Jim Baugh crusades for a cause that could curb the current health care crisis and reverse the “inactivity pandemic” plaguing the nation’s children.
The former president of Wilson Sporting Goods retired a decade ago yet he continues to clock in 12-hour days and travel the country continually to meet with backers of his charity. A former athlete, he has a passion for promoting physical activity among America’s youth.
“Sports have been a big part of my life,” says Jim Baugh, founder of PHIT (Personal Health Investment Today) America, a national non-profit working to reverse the “inactivity pandemic.” “I’ve always known the importance of physical education.”
Baugh says physical education in U.S. schools has deteriorated for years. He credits the sit-and-learn culture of today to 2001’s No Child Left Behind Act, which prioritized academics over physical activity.
“It’s backfired,” he says. “Let’s be real.”
The statistics speak for themselves. Recess has recessed in many schools because of lack of funds. Of the institutions that have physical education, their budgets amount to $764 annually. As a result, students are at their desks for the majority of the school day, moving an average of 23 minutes during that time.
“Educators don’t like me, but I tell the truth, and the numbers back it up,” Baugh says.

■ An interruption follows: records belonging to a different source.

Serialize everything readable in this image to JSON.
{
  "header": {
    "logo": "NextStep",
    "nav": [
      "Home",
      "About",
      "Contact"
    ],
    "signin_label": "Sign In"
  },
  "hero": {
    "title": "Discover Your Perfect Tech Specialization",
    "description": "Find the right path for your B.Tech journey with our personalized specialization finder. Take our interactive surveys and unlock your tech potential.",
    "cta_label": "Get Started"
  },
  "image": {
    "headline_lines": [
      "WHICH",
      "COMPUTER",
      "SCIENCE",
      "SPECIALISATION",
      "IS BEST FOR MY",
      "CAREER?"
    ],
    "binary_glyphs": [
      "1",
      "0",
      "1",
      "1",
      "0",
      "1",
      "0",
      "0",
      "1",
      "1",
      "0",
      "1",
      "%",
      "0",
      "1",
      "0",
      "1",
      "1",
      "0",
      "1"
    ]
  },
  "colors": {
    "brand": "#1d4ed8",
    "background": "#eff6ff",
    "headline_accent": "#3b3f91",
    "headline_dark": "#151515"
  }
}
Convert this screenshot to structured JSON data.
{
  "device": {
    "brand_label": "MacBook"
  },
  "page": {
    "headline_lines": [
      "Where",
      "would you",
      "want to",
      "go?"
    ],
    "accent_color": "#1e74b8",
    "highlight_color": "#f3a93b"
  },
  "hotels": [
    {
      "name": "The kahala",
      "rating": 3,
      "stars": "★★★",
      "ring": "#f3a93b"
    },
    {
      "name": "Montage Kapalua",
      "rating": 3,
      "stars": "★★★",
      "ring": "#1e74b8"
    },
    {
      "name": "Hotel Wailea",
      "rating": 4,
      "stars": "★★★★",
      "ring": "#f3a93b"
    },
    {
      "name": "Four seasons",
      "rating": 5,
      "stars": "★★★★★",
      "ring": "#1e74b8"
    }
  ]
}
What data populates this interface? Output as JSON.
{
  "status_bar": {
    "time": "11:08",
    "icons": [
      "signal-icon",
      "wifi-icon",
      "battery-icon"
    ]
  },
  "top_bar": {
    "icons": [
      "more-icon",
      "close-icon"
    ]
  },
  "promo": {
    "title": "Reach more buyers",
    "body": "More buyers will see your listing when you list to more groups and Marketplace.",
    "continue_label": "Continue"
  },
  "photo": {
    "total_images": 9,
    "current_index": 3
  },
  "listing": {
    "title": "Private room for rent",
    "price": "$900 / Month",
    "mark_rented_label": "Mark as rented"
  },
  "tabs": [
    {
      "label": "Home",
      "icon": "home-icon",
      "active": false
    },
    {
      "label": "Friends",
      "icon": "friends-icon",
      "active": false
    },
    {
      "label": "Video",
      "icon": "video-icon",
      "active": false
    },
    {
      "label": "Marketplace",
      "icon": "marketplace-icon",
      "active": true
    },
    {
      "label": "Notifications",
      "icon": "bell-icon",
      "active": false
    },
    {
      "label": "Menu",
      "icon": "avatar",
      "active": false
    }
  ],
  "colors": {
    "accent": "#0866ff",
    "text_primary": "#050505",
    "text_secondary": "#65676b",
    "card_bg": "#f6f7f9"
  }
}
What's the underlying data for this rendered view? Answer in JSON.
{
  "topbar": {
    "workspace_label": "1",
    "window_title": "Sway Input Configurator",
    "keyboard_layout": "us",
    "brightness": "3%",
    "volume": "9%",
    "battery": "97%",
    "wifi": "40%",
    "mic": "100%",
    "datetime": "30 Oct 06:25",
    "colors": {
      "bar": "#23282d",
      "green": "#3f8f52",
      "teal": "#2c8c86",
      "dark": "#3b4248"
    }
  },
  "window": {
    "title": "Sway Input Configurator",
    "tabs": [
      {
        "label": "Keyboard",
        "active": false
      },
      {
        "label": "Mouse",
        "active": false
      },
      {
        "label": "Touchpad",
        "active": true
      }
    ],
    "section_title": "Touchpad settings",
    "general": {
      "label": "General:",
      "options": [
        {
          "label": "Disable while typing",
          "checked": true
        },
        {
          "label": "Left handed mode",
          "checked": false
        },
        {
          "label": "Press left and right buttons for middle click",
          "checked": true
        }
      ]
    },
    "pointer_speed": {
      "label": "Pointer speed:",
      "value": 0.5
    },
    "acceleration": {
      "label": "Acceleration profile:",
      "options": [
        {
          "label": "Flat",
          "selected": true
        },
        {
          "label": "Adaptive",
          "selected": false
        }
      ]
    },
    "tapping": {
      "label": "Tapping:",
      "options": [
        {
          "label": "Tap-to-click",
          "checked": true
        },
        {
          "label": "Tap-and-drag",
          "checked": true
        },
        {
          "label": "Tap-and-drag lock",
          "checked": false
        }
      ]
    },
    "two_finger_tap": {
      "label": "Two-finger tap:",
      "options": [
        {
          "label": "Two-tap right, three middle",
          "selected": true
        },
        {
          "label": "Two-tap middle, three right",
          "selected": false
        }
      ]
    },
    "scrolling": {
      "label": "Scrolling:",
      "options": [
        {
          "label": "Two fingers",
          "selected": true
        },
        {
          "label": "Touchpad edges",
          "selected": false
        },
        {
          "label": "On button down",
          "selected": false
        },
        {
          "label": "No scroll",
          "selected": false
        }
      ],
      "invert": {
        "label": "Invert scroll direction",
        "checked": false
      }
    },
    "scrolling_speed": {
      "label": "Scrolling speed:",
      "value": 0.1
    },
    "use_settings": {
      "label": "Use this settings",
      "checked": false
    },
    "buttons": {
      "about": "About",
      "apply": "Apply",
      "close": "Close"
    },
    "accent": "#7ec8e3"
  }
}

The PHIT America website is full of facts about how daily exercise improves a child’s ability to learn, and links to more than 10 studies that offer proof. And it displays a bar chart that reveals the U.S. spends more money on education than any other developed country while falling behind in math and science rankings worldwide. The man who grew up playing baseball, basketball and football, and rises at 5 a.m. to get in a 10-mile bicycle ride founded the organization to fight back.
“We’ve got to move,” Baugh, 65, says. “Our bodies were made to.”
He recently returned from Canada where he sealed a deal to film a documentary discussing the inactivity pandemic. The 30-minute video will include interviews with parents and teachers about the benefits of exercise on academic performance.
“America needs to hear this story,” Baugh says. “We are holding the key to the health care crisis and the education crisis in America.”
Two years after he was inducted into the Sporting Goods Industry Hall of Fame and one year before receiving the same honor in the Tennis Industry Hall of Fame, he founded PHIT America out of his Jupiter home with dual missions of advocacy and education. Since 2013, the group has garnered more than 100 corporate sponsors and given more than 150 Go! Grants to schools eager to improve their physical education programs.
“We got more than 50,000 kids active and off the couch,” Baugh says. “What we’re doing is really working.”
He has created a movement of volunteers both within and outside the sports community who realize more Americans die from physical inactivity than tobacco use.
“Sitting is the new smoking,” Baugh says, noting 5.3 million deaths occur each year from sitting versus 5 million from smoking. “This is what wakes me up in the middle of the night. This is what gets me so driven. This is about the future of our country.”